Auf der nächsten Seite: Der Zustand der Frauenabteilung und Entwicklungspotenziale.

Nicole Bender erinnert sich an ein Spiel des effzeh in Wolfsburg, das diesen Unterschied besonders verdeutlichte: “Beim Einlaufen beider Mannschaften dachte ich, dass da eine Schülermannschaft auf Lizenzspielerinnen treffen würde.” Der Blick auf die aktuelle Tabelle der Bundesliga bestätigt ihren Eindruck: Der VfL Wolfsburg steht mit 41 Punkten aus 16 Spielen mit einem Torverhältnis von 66:11 auf Platz eins, Borussia Mönchengladbach ist das Schlusslicht mit einem Punkt und einem Torverhältnis von 7:74 auf Platz 12 – eine große Diskrepanz. Warum das so ist? “Geld schießt eben Tore. So einfach ist das. Im Frauenfußball ist das noch extremer als bei den Männern.”

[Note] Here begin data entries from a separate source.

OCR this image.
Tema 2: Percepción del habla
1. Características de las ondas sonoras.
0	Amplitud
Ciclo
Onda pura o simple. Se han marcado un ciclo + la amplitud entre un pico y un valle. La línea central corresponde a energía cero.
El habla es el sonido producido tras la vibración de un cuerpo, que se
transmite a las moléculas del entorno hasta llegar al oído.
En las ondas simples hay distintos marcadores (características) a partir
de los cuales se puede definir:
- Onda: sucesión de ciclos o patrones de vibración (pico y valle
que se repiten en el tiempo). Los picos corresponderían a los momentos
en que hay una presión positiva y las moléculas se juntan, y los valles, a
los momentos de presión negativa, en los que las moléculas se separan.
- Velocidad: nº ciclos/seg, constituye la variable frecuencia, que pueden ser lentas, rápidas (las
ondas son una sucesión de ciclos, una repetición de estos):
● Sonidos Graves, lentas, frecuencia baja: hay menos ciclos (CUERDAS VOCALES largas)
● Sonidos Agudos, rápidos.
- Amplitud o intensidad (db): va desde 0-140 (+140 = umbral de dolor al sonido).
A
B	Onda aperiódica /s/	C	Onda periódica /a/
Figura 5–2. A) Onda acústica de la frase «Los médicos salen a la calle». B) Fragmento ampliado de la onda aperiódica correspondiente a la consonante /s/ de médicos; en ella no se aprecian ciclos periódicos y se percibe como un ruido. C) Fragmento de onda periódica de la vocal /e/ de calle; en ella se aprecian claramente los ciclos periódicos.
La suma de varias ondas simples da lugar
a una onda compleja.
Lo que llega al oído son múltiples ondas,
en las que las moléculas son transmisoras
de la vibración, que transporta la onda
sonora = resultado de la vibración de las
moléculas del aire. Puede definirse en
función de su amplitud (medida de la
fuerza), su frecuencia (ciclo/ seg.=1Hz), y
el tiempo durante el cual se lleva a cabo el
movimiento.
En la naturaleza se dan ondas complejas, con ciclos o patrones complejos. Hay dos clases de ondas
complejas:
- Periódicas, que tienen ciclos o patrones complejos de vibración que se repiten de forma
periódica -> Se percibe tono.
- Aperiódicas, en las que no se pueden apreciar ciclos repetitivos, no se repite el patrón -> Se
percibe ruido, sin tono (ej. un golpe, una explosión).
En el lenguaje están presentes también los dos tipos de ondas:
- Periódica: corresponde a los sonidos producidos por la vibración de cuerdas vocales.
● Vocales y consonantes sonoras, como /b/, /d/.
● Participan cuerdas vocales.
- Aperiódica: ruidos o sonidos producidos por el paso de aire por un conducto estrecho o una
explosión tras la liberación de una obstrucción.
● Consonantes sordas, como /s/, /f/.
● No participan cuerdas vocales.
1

Die FC-Frauen wollen sich nächste Saison, genau wie die erste Herrenmannschaft, wieder mit den Besten messen. Derzeit stehen sie auf einem Aufstiegsrang – dem sechsten Platz der zweiten Liga. “Weil die zweiten Mannschaften von Hoffenheim, Bayern und Wolfsburg die Liga komplett dominieren, aber nicht aufsteigen dürfen, würde es momentan reichen. Das ist eine total kuriose Situation” so Bender.

Die Entwicklung beim effzeh ist zunehmend besser

In diesem Jahr feiert die Damenabteilung des 1.FC Köln ihr zehnjähriges Bestehen. Damals war sie an das Nachwuchsleistungszentrum angegliedert, nachdem der Verein zuvor die Mannschaft aus Brauweiler übernommen hatte. Er tat das aus einem einfachen Grund: 2011 stand die Frauen-WM in Deutschland an, viele großen Vereine gründeten eher aus Imagegründen als aus Überzeugung Damenmannschaften. Ein Hype wie 2006 entstand jedoch nicht, die Nationalelf schied bereits im Viertelfinale gegen Japan aus. Frauenfußball blieb eine Randnotiz – bundesweit genauso wie in Köln. Hier lässt Toni Schumacher sich beim jährlichen Pokalfinale als Schirmherr des Frauenfußballs feiern. Und sonst? Die Damenmannschaft degradierte er einst auf einer Mitgliederversammlung mit den Worten “Das ist das Schönste, was unser Verein zu bieten hat!” chauvinistisch zu Modepüppchen. Was er sonst für den Frauenfußball tut, ist nicht bekannt.

Nicole Bender in Aktion 2012 | Foto: Friedemann Vogel/Bongarts/Getty Images

Bis zum Amtsantritt Alexander Wehrles war Frank Schaefer der Ansprechpartner der Abteilung. Nun ist es der Finanzchef. Der Geschäftsführer “unterstützt uns immer und interessiert sich für unsere Entwicklung” sagt Nicole Bender. Er war es auch, der die Mannschaft auf Nachfrage zur Karnevalssitzung einlud – offenbar vergaßen die Organisatoren des Klubs das im Vorfeld. Es sind diese kleinen Gesten, die große Wirkung erzielen. Sie häuften sich während der letzten Jahre.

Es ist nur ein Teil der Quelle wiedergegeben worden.